Need for Specialized Tech Neutrals Recognized: Benefits of Tech ADR Becoming Obvious

Arbitral institutions around the world are turning their attention to licensing, infringement and other tech-related disputes. An article in Law360 earlier this year on the focus on IT by the Hong Kong International Arbitration & Mediation Centre (HKIAC) quoted our own SVAMC Tech List appointee Peter Michaelson, who said the efforts in Hong Kong are “a function of the marketplace demand” given the growing Asian economies and the increasing global importance of IP.

We at SVAMC are blushing bright.  After all, our mission is educating the tech sector on the benefits of tech ADR and we published the initial Tech List, selecting the world’s leading technology neutrals, almost three years ago.  Our abiding conviction was that the perceived lack of eminent neutrals steeped in technology industries was the primary deterrent to the use of ADR by technology companies.

SVAMC, of course, has a different mission than HKIAC, AAA and other arbitration institutions that have increasingly seen the need for specialized tech-related ADR panels.  At SVAMC we advocate and educate about tech ADR; we do not administer cases.  SVAMC promotes the resolution of technology disputes by highly experienced arbitrators and mediators who are skilled in business, technology and dispute resolution law and have hands-on industry sector experience.  The Tech List is international in scope:  At 35 strong presently, the Tech List has appointees in the major U.S. technology centers, such as New York, Boston, Seattle, Washington, D.C. and Silicon Valley–but its members also hail from Sydney, Seoul and Hong Kong, with additional candidates under consideration in Singapore, London, Paris and other major cities.  We complement, rather than compete with arbitration institutions–and indeed our Tech List and general members serve as neutrals for many arbitral entities.

In earlier blogs, I have spot-lighted the benefits of ADR for companies playing in tech arenas.  See, e.g., “Why Tech Companies Should Embrace ADR (Part III).
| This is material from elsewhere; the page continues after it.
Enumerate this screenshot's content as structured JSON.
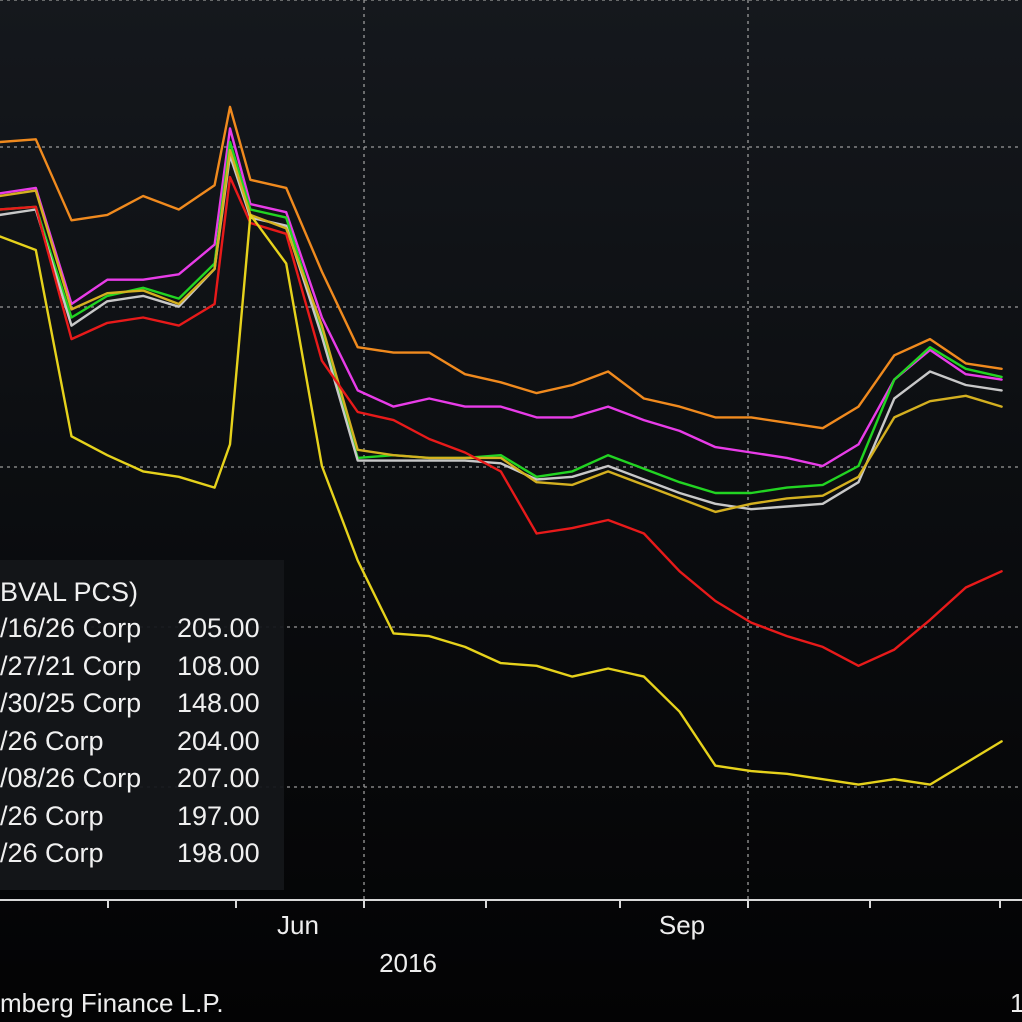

Those themes were echoed in another Law360 article on April 11, 2016, titled  “3 Advantages of Arbitrating IP Disputes.”  Citing the enforceability of international arbitration awards and speed as two reasons, the third was specialization: “. . . [A] jury in a U.S. court case is almost certainly not going to have expertise on the intellectual property at issue in any given dispute, which can be unnerving to companies who have invested significant resources in developing their technology.”  Quoting Ashurst lawyers Donovan Ferguson and Gareth Hughes, “we are seeing an increase in the number of clients who agree to arbitrate IP disputes. . . Clients are very interested in knowing that a specialist tribunal will decide their dispute, particularly an IP dispute.”

So SVAMC is pleased to see the growing acceptance of its founding premise: Technology companies need no longer fear the uncertain judgments and inexperience of ADR neutrals unfamiliar with the new world of digits, genes and Schumpeterian disruptive change.